Most folks who know me, know of my passion related to social capital. It is an area I have studied, researched, discussed, and written/talked about over the years. It is also an area that we have made central to our work at CLASS (www.classcommunity.org). And the drive behind this passion is simple. First, social capital is a concept for all of us; everyone's lives are enhanced through relationships. Further, it is through our relationships that we grow, learn, and broaden our perspectives - we actually become better people.
When I am invited to talk about social capital, or when people read my books/writings (Social Capital: The Key to Macro Change, LApress, 2015) I am often asked; "I get this concept and theory, but how do I start to make it happen(or how can I help people I support start)"? It is a good, and important question; and it leads me to the topic of this blog. "Settings and Small Talk."
If you think of any/all current relationships in your life, you can track them back to some setting or place where you met that person. Somehow, someway, there was someplace that mattered! A setting is a place, a venue, where people might gather with some commonality or theme that is relevant to all.
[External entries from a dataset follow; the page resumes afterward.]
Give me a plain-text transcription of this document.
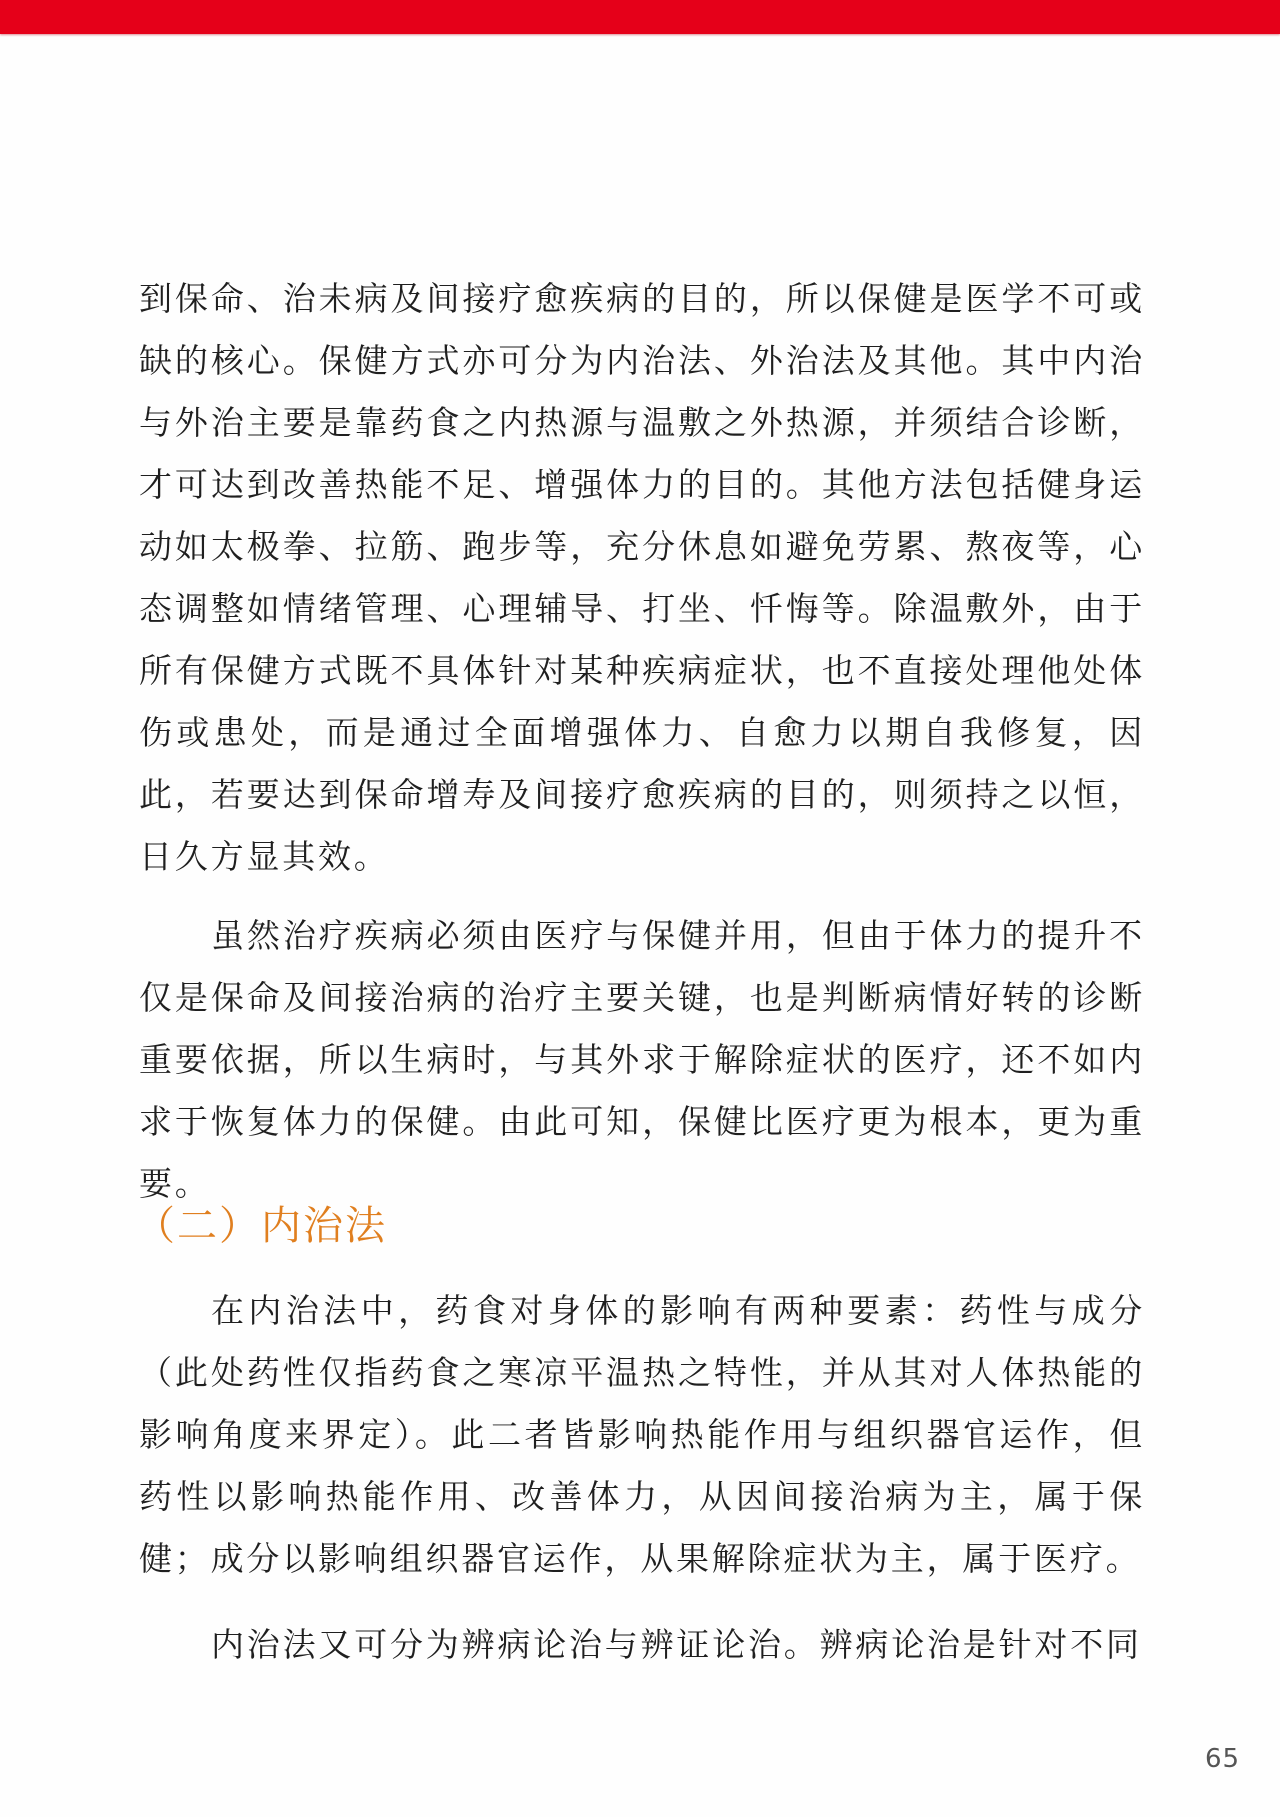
到保命、治未病及间接疗愈疾病的目的，所以保健是医学不可或缺的核心。保健方式亦可分为内治法、外治法及其他。其中内治与外治主要是靠药食之内热源与温敷之外热源，并须结合诊断，才可达到改善热能不足、增强体力的目的。其他方法包括健身运动如太极拳、拉筋、跑步等，充分休息如避免劳累、熬夜等，心态调整如情绪管理、心理辅导、打坐、忏悔等。除温敷外，由于所有保健方式既不具体针对某种疾病症状，也不直接处理他处体伤或患处，而是通过全面增强体力、自愈力以期自我修复，因此，若要达到保命增寿及间接疗愈疾病的目的，则须持之以恒，日久方显其效。

虽然治疗疾病必须由医疗与保健并用，但由于体力的提升不仅是保命及间接治病的治疗主要关键，也是判断病情好转的诊断重要依据，所以生病时，与其外求于解除症状的医疗，还不如内求于恢复体力的保健。由此可知，保健比医疗更为根本，更为重要。

（二）内治法

在内治法中，药食对身体的影响有两种要素：药性与成分（此处药性仅指药食之寒凉平温热之特性，并从其对人体热能的影响角度来界定）。此二者皆影响热能作用与组织器官运作，但药性以影响热能作用、改善体力，从因间接治病为主，属于保健；成分以影响组织器官运作，从果解除症状为主，属于医疗。

内治法又可分为辨病论治与辨证论治。辨病论治是针对不同

65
In fact, if you think about the current settings that you frequent this framework might come to life. Are these settings you frequent hospitable; are they welcoming? Are they accessible? If you were a newcomer, how would you feel? Are they attractive or accepting of new people? More, have you thought about how you behave when a newcomer steps into your settings?
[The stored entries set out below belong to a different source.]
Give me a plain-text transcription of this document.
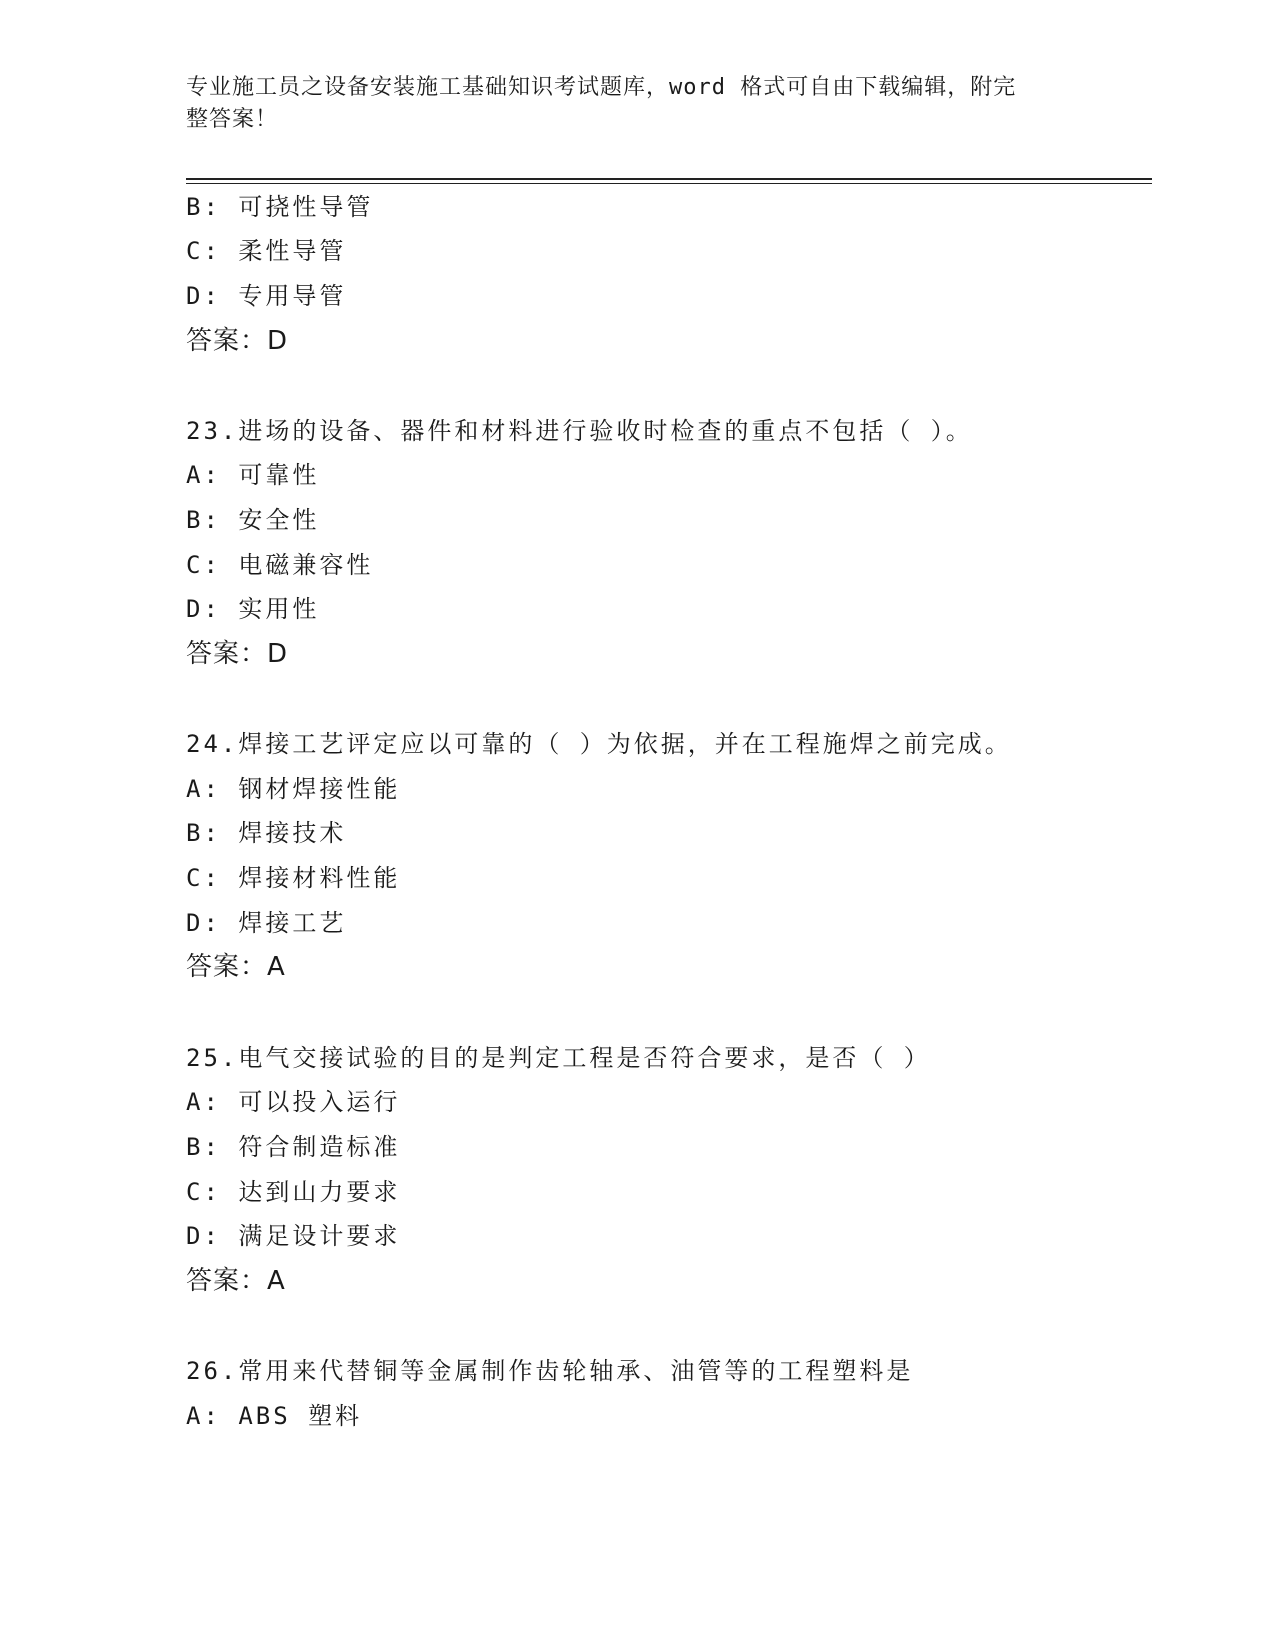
专业施工员之设备安装施工基础知识考试题库，word 格式可自由下载编辑，附完
整答案！
B: 可挠性导管
C: 柔性导管
D: 专用导管
答案：D
23.进场的设备、器件和材料进行验收时检查的重点不包括（ ）。
A: 可靠性
B: 安全性
C: 电磁兼容性
D: 实用性
答案：D
24.焊接工艺评定应以可靠的（ ）为依据，并在工程施焊之前完成。
A: 钢材焊接性能
B: 焊接技术
C: 焊接材料性能
D: 焊接工艺
答案：A
25.电气交接试验的目的是判定工程是否符合要求，是否（ ）
A: 可以投入运行
B: 符合制造标准
C: 达到山力要求
D: 满足设计要求
答案：A
26.常用来代替铜等金属制作齿轮轴承、油管等的工程塑料是
A: ABS 塑料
The second aspect is "Small Talk." All of us know that small talk is the initial elixir for relationship building. And small talk is a big issue. Think about the way you initiate with new people in your settings? What do you say first? What are safe topics? What are the topics that might throw up a red flag with you? There is an art to small talk; and given that these conversations are the very first introduction to a new person, they become critically antecedent to a possible new relationship in your life.
Of course, social capital is a complex subject, with lots of variables and moving parts, but without a setting, and the initial small talk it is only a concept. Settings and small talk become the start point in social capital theory.
So think about settings - where can you meet people; and what is the premise behind the setting? And then once there, what is the best way to use small talk to begin to meet new people. If this resonates, then social capital with that new person is possible.